I noticed that people tend to absorb new things easily, but get bored of certain things quickly if it goes on for too long. So one must squeeze in something new and then stretch the topic accordingly. Of course, it is very hard not to repeat a single thing, especially when the same topic is given to a group of people.

If everyone gave and followed the same perspective, they would all give the same type of presentation. The audience would get bored easily.

So repeat it in a different

way that it seems new to the listeners. You have to keep the audience waiting for something new. Or make old and repeated things appear new by using a different prospective or approach. You can’t make an old topic new, but you can add new information to an old topic.

Intonation and gestures

There is something mystical about storytellers. They have queer ways to make people wait in suspense and hang on to each detail of the narration. Storytellers clearly have a way of making people listen to them with attention, waiting eagerly for what comes next. And often they do it with their expressions and gestures that convey as much meaning as the words they speak.

So being able to actually convey feelings while delivering your words is an important part of presentations, which involves your expressions, gestures and your tone. All these should paraphrase your storyline and keep the audience’s attention intact.

Fear

Stage fright is common. I get stage fright, as most of us do. Because everyone wants to be perfect in others’ eyes, so there is the fear that something can go wrong. Ask yourself, what’s the most that can happen if I forget, if I stutter, or if I fall?

People will make fun, that’s it. But not all will be too hard on you because most people understand stage fright. There is really nothing much to lose except a few moments of discomfort that you can easily overcome.

I was once climbing monkey bars — I know I am too old for that — and I just looked down and said to myself “If I fall, I will surely fall on my feet. What else is there to be afraid of?”

After that, I didn’t feel scared anymore and continued as I knew that the worst that could happen wasn’t so scary. It’s not about not caring what others think, it’s about not caring about what you think. You have to defeat the enemy inside you — your fear.

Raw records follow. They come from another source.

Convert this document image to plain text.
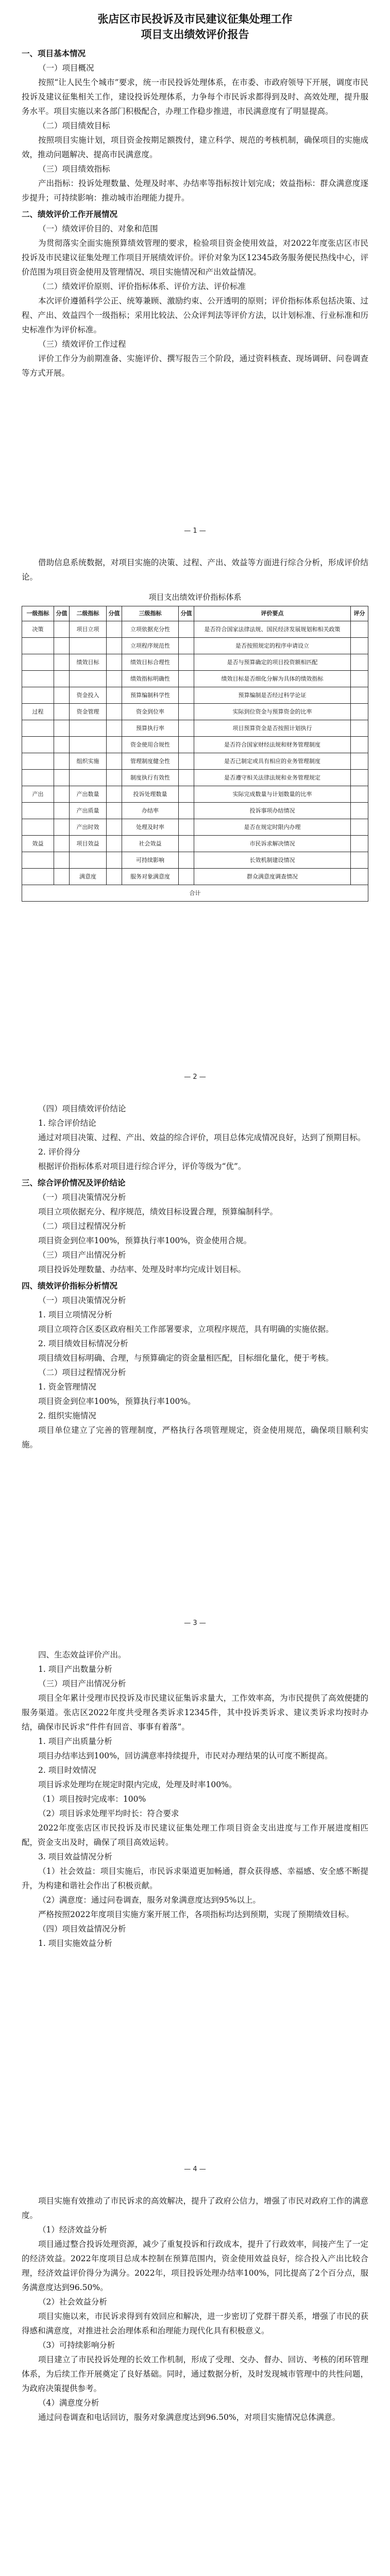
张店区市民投诉及市民建议征集处理工作
项目支出绩效评价报告
一、项目基本情况
（一）项目概况

按照“让人民生个城市”要求，统一市民投诉处理体系，在市委、市政府领导下开展，调度市民投诉及建议征集相关工作，建设投诉处理体系，力争每个市民诉求都得到及时、高效处理，提升服务水平。项目实施以来各部门积极配合，办理工作稳步推进，市民满意度有了明显提高。

（二）项目绩效目标

按照项目实施计划，项目资金按期足额拨付，建立科学、规范的考核机制，确保项目的实施成效，推动问题解决、提高市民满意度。

（三）项目绩效指标

产出指标：投诉处理数量、处理及时率、办结率等指标按计划完成；效益指标：群众满意度逐步提升；可持续影响：推动城市治理能力提升。

二、绩效评价工作开展情况
（一）绩效评价目的、对象和范围

为贯彻落实全面实施预算绩效管理的要求，检验项目资金使用效益，对2022年度张店区市民投诉及市民建议征集处理工作项目开展绩效评价。评价对象为区12345政务服务便民热线中心，评价范围为项目资金使用及管理情况、项目实施情况和产出效益情况。

（二）绩效评价原则、评价指标体系、评价方法、评价标准

本次评价遵循科学公正、统筹兼顾、激励约束、公开透明的原则；评价指标体系包括决策、过程、产出、效益四个一级指标；采用比较法、公众评判法等评价方法，以计划标准、行业标准和历史标准作为评价标准。

（三）绩效评价工作过程

评价工作分为前期准备、实施评价、撰写报告三个阶段，通过资料核查、现场调研、问卷调查等方式开展。

— 1 —

借助信息系统数据，对项目实施的决策、过程、产出、效益等方面进行综合分析，形成评价结论。

项目支出绩效评价指标体系
一级指标	分值	二级指标	分值	三级指标	分值	评价要点	评分
决策		项目立项		立项依据充分性		是否符合国家法律法规、国民经济发展规划和相关政策	
				立项程序规范性		是否按照规定的程序申请设立	
		绩效目标		绩效目标合理性		是否与预算确定的项目投资额相匹配	
				绩效指标明确性		绩效目标是否细化分解为具体的绩效指标	
		资金投入		预算编制科学性		预算编制是否经过科学论证	
过程		资金管理		资金到位率		实际到位资金与预算资金的比率	
				预算执行率		项目预算资金是否按照计划执行	
				资金使用合规性		是否符合国家财经法规和财务管理制度	
		组织实施		管理制度健全性		是否已制定或具有相应的业务管理制度	
				制度执行有效性		是否遵守相关法律法规和业务管理规定	
产出		产出数量		投诉处理数量		实际完成数量与计划数量的比率	
		产出质量		办结率		投诉事项办结情况	
		产出时效		处理及时率		是否在规定时限内办理	
效益		项目效益		社会效益		市民诉求解决情况	
				可持续影响		长效机制建设情况	
		满意度		服务对象满意度		群众满意度调查情况	
合计							
— 2 —

（四）项目绩效评价结论

1. 综合评价结论

通过对项目决策、过程、产出、效益的综合评价，项目总体完成情况良好，达到了预期目标。

2. 评价得分

根据评价指标体系对项目进行综合评分，评价等级为“优”。

三、综合评价情况及评价结论

（一）项目决策情况分析

项目立项依据充分、程序规范，绩效目标设置合理，预算编制科学。

（二）项目过程情况分析

项目资金到位率100%，预算执行率100%，资金使用合规。

（三）项目产出情况分析

项目投诉处理数量、办结率、处理及时率均完成计划目标。

四、绩效评价指标分析情况
（一）项目决策情况分析

1. 项目立项情况分析

项目立项符合区委区政府相关工作部署要求，立项程序规范，具有明确的实施依据。

2. 项目绩效目标情况分析

项目绩效目标明确、合理，与预算确定的资金量相匹配，目标细化量化，便于考核。

（二）项目过程情况分析

1. 资金管理情况

项目资金到位率100%，预算执行率100%。

2. 组织实施情况

项目单位建立了完善的管理制度，严格执行各项管理规定，资金使用规范，确保项目顺利实施。

— 3 —

四、生态效益评价产出。

1. 项目产出数量分析

（三）项目产出情况分析

项目全年累计受理市民投诉及市民建议征集诉求量大，工作效率高，为市民提供了高效便捷的服务渠道。张店区2022年度共受理各类诉求12345件，其中投诉类诉求、建议类诉求均按时办结，确保市民诉求“件件有回音、事事有着落”。

1. 项目产出质量分析

项目办结率达到100%，回访满意率持续提升，市民对办理结果的认可度不断提高。

2. 项目时效情况

项目诉求处理均在规定时限内完成，处理及时率100%。

（1）项目按时完成率：100%

（2）项目诉求处理平均时长：符合要求

2022年度张店区市民投诉及市民建议征集处理工作项目资金支出进度与工作开展进度相匹配，资金支出及时，确保了项目高效运转。

3. 项目效益情况分析

（1）社会效益：项目实施后，市民诉求渠道更加畅通，群众获得感、幸福感、安全感不断提升，为构建和谐社会作出了积极贡献。

（2）满意度：通过问卷调查，服务对象满意度达到95%以上。

严格按照2022年度项目实施方案开展工作，各项指标均达到预期，实现了预期绩效目标。

（四）项目效益情况分析

1. 项目实施效益分析

— 4 —

项目实施有效推动了市民诉求的高效解决，提升了政府公信力，增强了市民对政府工作的满意度。

（1）经济效益分析

项目通过整合投诉处理资源，减少了重复投诉和行政成本，提升了行政效率，间接产生了一定的经济效益。2022年度项目总成本控制在预算范围内，资金使用效益良好，综合投入产出比较合理，经济效益评价得分为满分。2022年，项目投诉处理办结率100%，同比提高了2个百分点，服务满意度达到96.50%。

（2）社会效益分析

项目实施以来，市民诉求得到有效回应和解决，进一步密切了党群干群关系，增强了市民的获得感和满意度，对推进社会治理体系和治理能力现代化具有积极意义。

（3）可持续影响分析

项目建立了市民投诉处理的长效工作机制，形成了受理、交办、督办、回访、考核的闭环管理体系，为后续工作开展奠定了良好基础。同时，通过数据分析，及时发现城市管理中的共性问题，为政府决策提供参考。

（4）满意度分析

通过问卷调查和电话回访，服务对象满意度达到96.50%，对项目实施情况总体满意。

So when you are on the stage and facing an audience, tell yourself that the worst that can happen isn’t that bad. You need to look at your audience and ask yourself that if you were talking to one of them face-to-face, how would you talk to them? You won’t stutter and your legs won’t shake. So consider it almost the same situation and you will not find the audience as intimidating as before.

There is no rocket science

There is no rocket science behind giving any presentation. Society has just made it seem too hard. When we are assigned the task to give a presentation in front of others, we feel pressured and be overcome by anxiety. But if we simplify things to what they actually are, we will not be scared of a lot of things.

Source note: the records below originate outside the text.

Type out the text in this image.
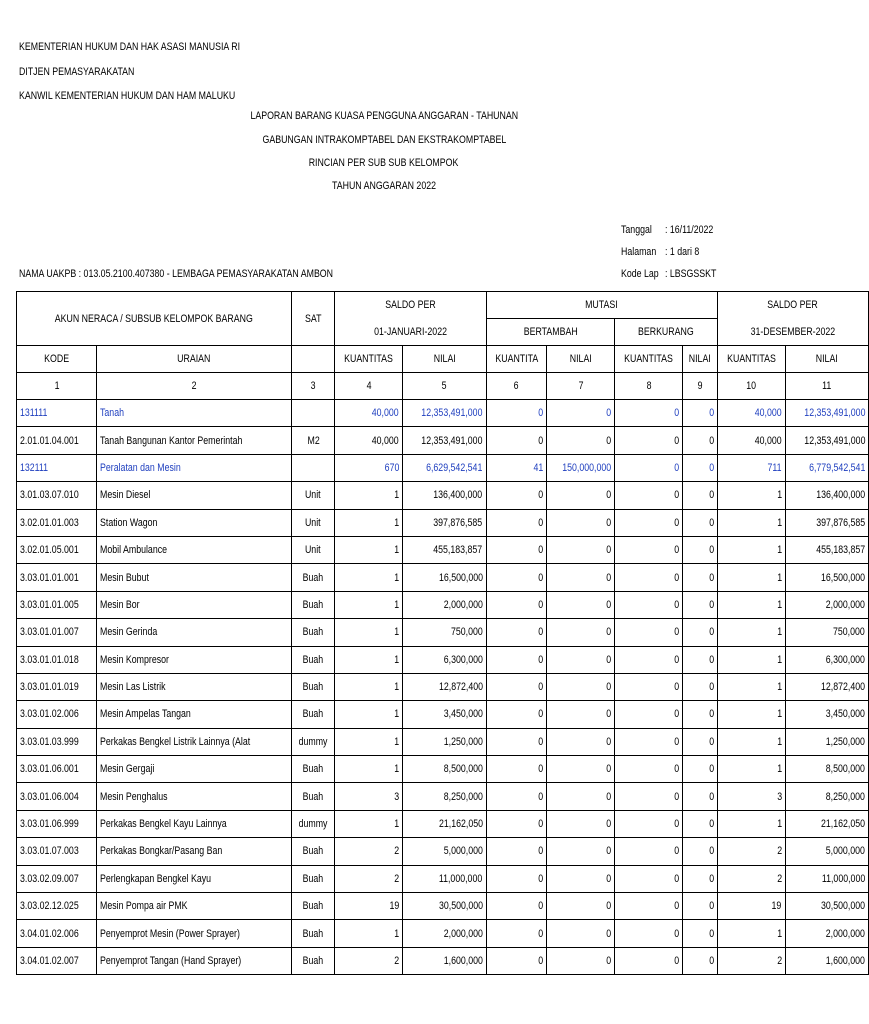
KEMENTERIAN HUKUM DAN HAK ASASI MANUSIA RI
DITJEN PEMASYARAKATAN
KANWIL KEMENTERIAN HUKUM DAN HAM MALUKU
LAPORAN BARANG KUASA PENGGUNA ANGGARAN - TAHUNAN
GABUNGAN INTRAKOMPTABEL DAN EKSTRAKOMPTABEL
RINCIAN PER SUB SUB KELOMPOK
TAHUN ANGGARAN 2022
Tanggal : 16/11/2022
Halaman : 1 dari 8
Kode Lap : LBSGSSKT
NAMA UAKPB : 013.05.2100.407380 - LEMBAGA PEMASYARAKATAN AMBON
AKUN NERACA / SUBSUB KELOMPOK BARANG		SAT	SALDO PER		MUTASI				SALDO PER	
			01-JANUARI-2022		BERTAMBAH		BERKURANG		31-DESEMBER-2022	
KODE	URAIAN		KUANTITAS	NILAI	KUANTITA	NILAI	KUANTITAS	NILAI	KUANTITAS	NILAI
1	2	3	4	5	6	7	8	9	10	11
131111	Tanah		40,000	12,353,491,000	0	0	0	0	40,000	12,353,491,000
2.01.01.04.001	Tanah Bangunan Kantor Pemerintah	M2	40,000	12,353,491,000	0	0	0	0	40,000	12,353,491,000
132111	Peralatan dan Mesin		670	6,629,542,541	41	150,000,000	0	0	711	6,779,542,541
3.01.03.07.010	Mesin Diesel	Unit	1	136,400,000	0	0	0	0	1	136,400,000
3.02.01.01.003	Station Wagon	Unit	1	397,876,585	0	0	0	0	1	397,876,585
3.02.01.05.001	Mobil Ambulance	Unit	1	455,183,857	0	0	0	0	1	455,183,857
3.03.01.01.001	Mesin Bubut	Buah	1	16,500,000	0	0	0	0	1	16,500,000
3.03.01.01.005	Mesin Bor	Buah	1	2,000,000	0	0	0	0	1	2,000,000
3.03.01.01.007	Mesin Gerinda	Buah	1	750,000	0	0	0	0	1	750,000
3.03.01.01.018	Mesin Kompresor	Buah	1	6,300,000	0	0	0	0	1	6,300,000
3.03.01.01.019	Mesin Las Listrik	Buah	1	12,872,400	0	0	0	0	1	12,872,400
3.03.01.02.006	Mesin Ampelas Tangan	Buah	1	3,450,000	0	0	0	0	1	3,450,000
3.03.01.03.999	Perkakas Bengkel Listrik Lainnya (Alat	dummy	1	1,250,000	0	0	0	0	1	1,250,000
3.03.01.06.001	Mesin Gergaji	Buah	1	8,500,000	0	0	0	0	1	8,500,000
3.03.01.06.004	Mesin Penghalus	Buah	3	8,250,000	0	0	0	0	3	8,250,000
3.03.01.06.999	Perkakas Bengkel Kayu Lainnya	dummy	1	21,162,050	0	0	0	0	1	21,162,050
3.03.01.07.003	Perkakas Bongkar/Pasang Ban	Buah	2	5,000,000	0	0	0	0	2	5,000,000
3.03.02.09.007	Perlengkapan Bengkel Kayu	Buah	2	11,000,000	0	0	0	0	2	11,000,000
3.03.02.12.025	Mesin Pompa air PMK	Buah	19	30,500,000	0	0	0	0	19	30,500,000
3.04.01.02.006	Penyemprot Mesin (Power Sprayer)	Buah	1	2,000,000	0	0	0	0	1	2,000,000
3.04.01.02.007	Penyemprot Tangan (Hand Sprayer)	Buah	2	1,600,000	0	0	0	0	2	1,600,000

We have become tuned to considering giving presentations in a very formal way, focusing too much on each and everything until we become overwhelmed. We want to express our ideas in a bolder way, bring in colours, brightness, impressive hand gestures and a confident eye contact.

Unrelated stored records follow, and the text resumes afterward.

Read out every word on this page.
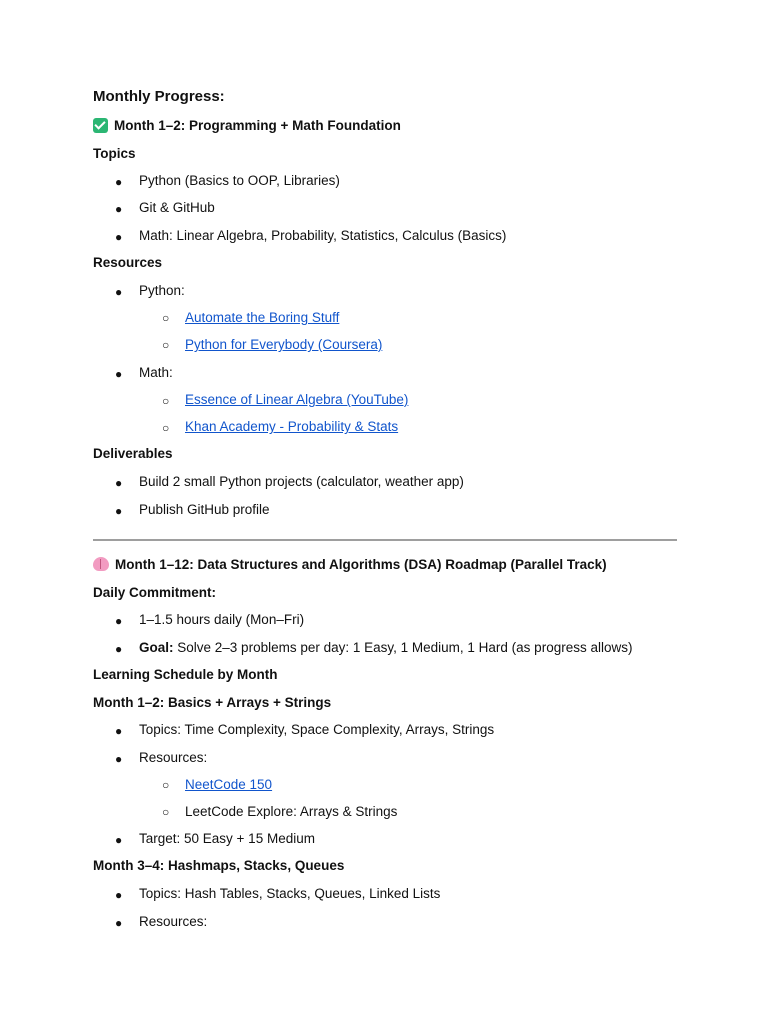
Monthly Progress:
Month 1–2: Programming + Math Foundation
Topics
● Python (Basics to OOP, Libraries)
● Git & GitHub
● Math: Linear Algebra, Probability, Statistics, Calculus (Basics)
Resources
● Python:
○ Automate the Boring Stuff
○ Python for Everybody (Coursera)
● Math:
○ Essence of Linear Algebra (YouTube)
○ Khan Academy - Probability & Stats
Deliverables
● Build 2 small Python projects (calculator, weather app)
● Publish GitHub profile
Month 1–12: Data Structures and Algorithms (DSA) Roadmap (Parallel Track)
Daily Commitment:
● 1–1.5 hours daily (Mon–Fri)
● Goal: Solve 2–3 problems per day: 1 Easy, 1 Medium, 1 Hard (as progress allows)
Learning Schedule by Month
Month 1–2: Basics + Arrays + Strings
● Topics: Time Complexity, Space Complexity, Arrays, Strings
● Resources:
○ NeetCode 150
○ LeetCode Explore: Arrays & Strings
● Target: 50 Easy + 15 Medium
Month 3–4: Hashmaps, Stacks, Queues
● Topics: Hash Tables, Stacks, Queues, Linked Lists
● Resources:
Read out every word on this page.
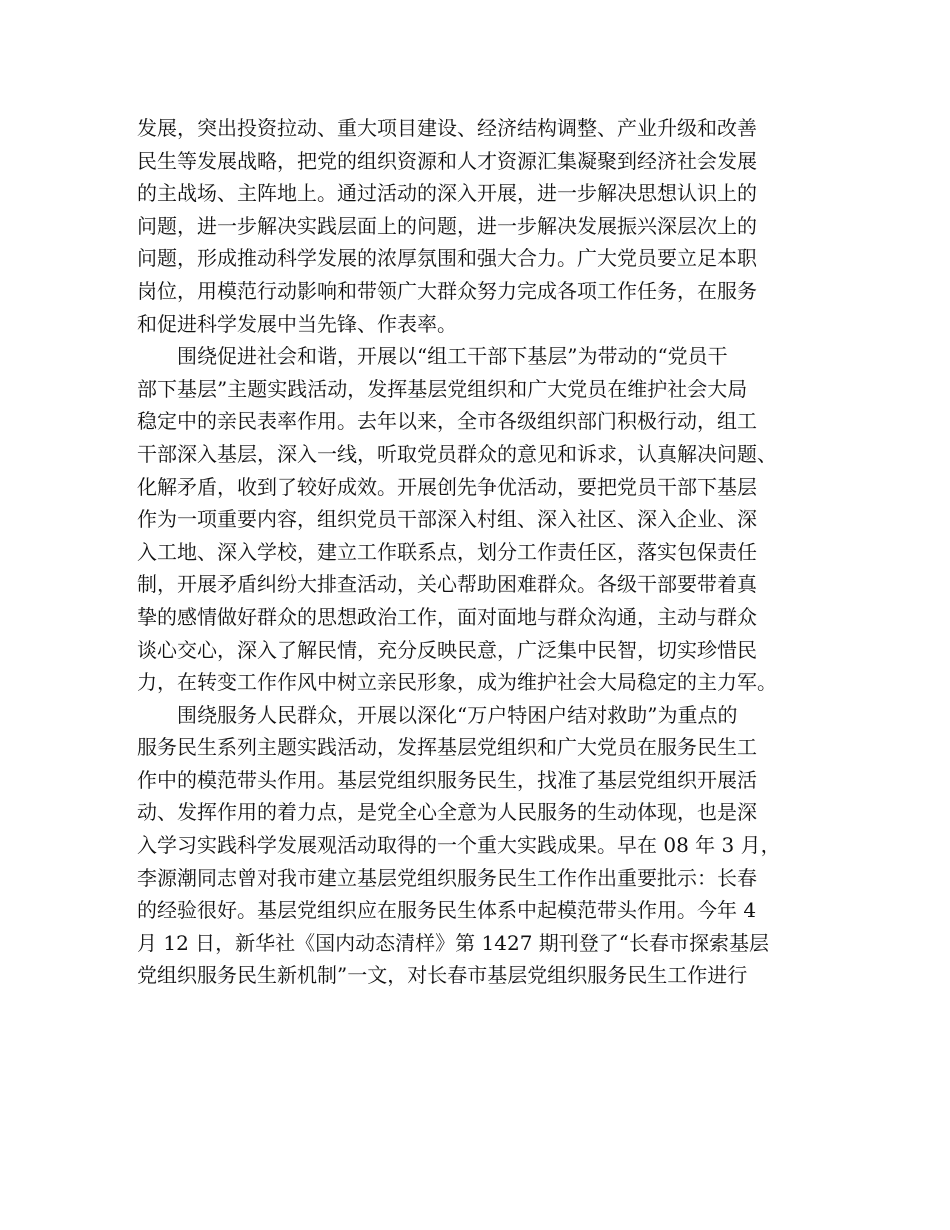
发展，突出投资拉动、重大项目建设、经济结构调整、产业升级和改善
民生等发展战略，把党的组织资源和人才资源汇集凝聚到经济社会发展
的主战场、主阵地上。通过活动的深入开展，进一步解决思想认识上的
问题，进一步解决实践层面上的问题，进一步解决发展振兴深层次上的
问题，形成推动科学发展的浓厚氛围和强大合力。广大党员要立足本职
岗位，用模范行动影响和带领广大群众努力完成各项工作任务，在服务
和促进科学发展中当先锋、作表率。
　　围绕促进社会和谐，开展以“组工干部下基层”为带动的“党员干
部下基层”主题实践活动，发挥基层党组织和广大党员在维护社会大局
稳定中的亲民表率作用。去年以来，全市各级组织部门积极行动，组工
干部深入基层，深入一线，听取党员群众的意见和诉求，认真解决问题、
化解矛盾，收到了较好成效。开展创先争优活动，要把党员干部下基层
作为一项重要内容，组织党员干部深入村组、深入社区、深入企业、深
入工地、深入学校，建立工作联系点，划分工作责任区，落实包保责任
制，开展矛盾纠纷大排查活动，关心帮助困难群众。各级干部要带着真
挚的感情做好群众的思想政治工作，面对面地与群众沟通，主动与群众
谈心交心，深入了解民情，充分反映民意，广泛集中民智，切实珍惜民
力，在转变工作作风中树立亲民形象，成为维护社会大局稳定的主力军。
　　围绕服务人民群众，开展以深化“万户特困户结对救助”为重点的
服务民生系列主题实践活动，发挥基层党组织和广大党员在服务民生工
作中的模范带头作用。基层党组织服务民生，找准了基层党组织开展活
动、发挥作用的着力点，是党全心全意为人民服务的生动体现，也是深
入学习实践科学发展观活动取得的一个重大实践成果。早在 08 年 3 月，
李源潮同志曾对我市建立基层党组织服务民生工作作出重要批示：长春
的经验很好。基层党组织应在服务民生体系中起模范带头作用。今年 4
月 12 日，新华社《国内动态清样》第 1427 期刊登了“长春市探索基层
党组织服务民生新机制”一文，对长春市基层党组织服务民生工作进行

But if you forget all this and only concentrate on what you want to say to the audience and how you can do it in the way that suits you best, giving a presentation will not seem too daunting. It will become less scary. So do it the best way you can, using your natural style and that will be your best performance, much easier that following other’s tips.

The content

The first and last thing that matters is the content in a presentation. Imagine giving this very inspirational speech, one that is supposed to put people out of their sleep and pump them up.

Jotting down all the ideas that come to mind, do some research and homework, and now shape them in an impressive, but easy to understand way. Work hard to come up with an impressive content and not just something ordinary. Your descriptions and your ideas, if written in an organised way, will leave a good impact.

Making a nice presentation and presenting it before an audience with confidence and no fear makes all the difference. So keep reminding yourself that you are doing your best and it is not a big deal if something goes a miss.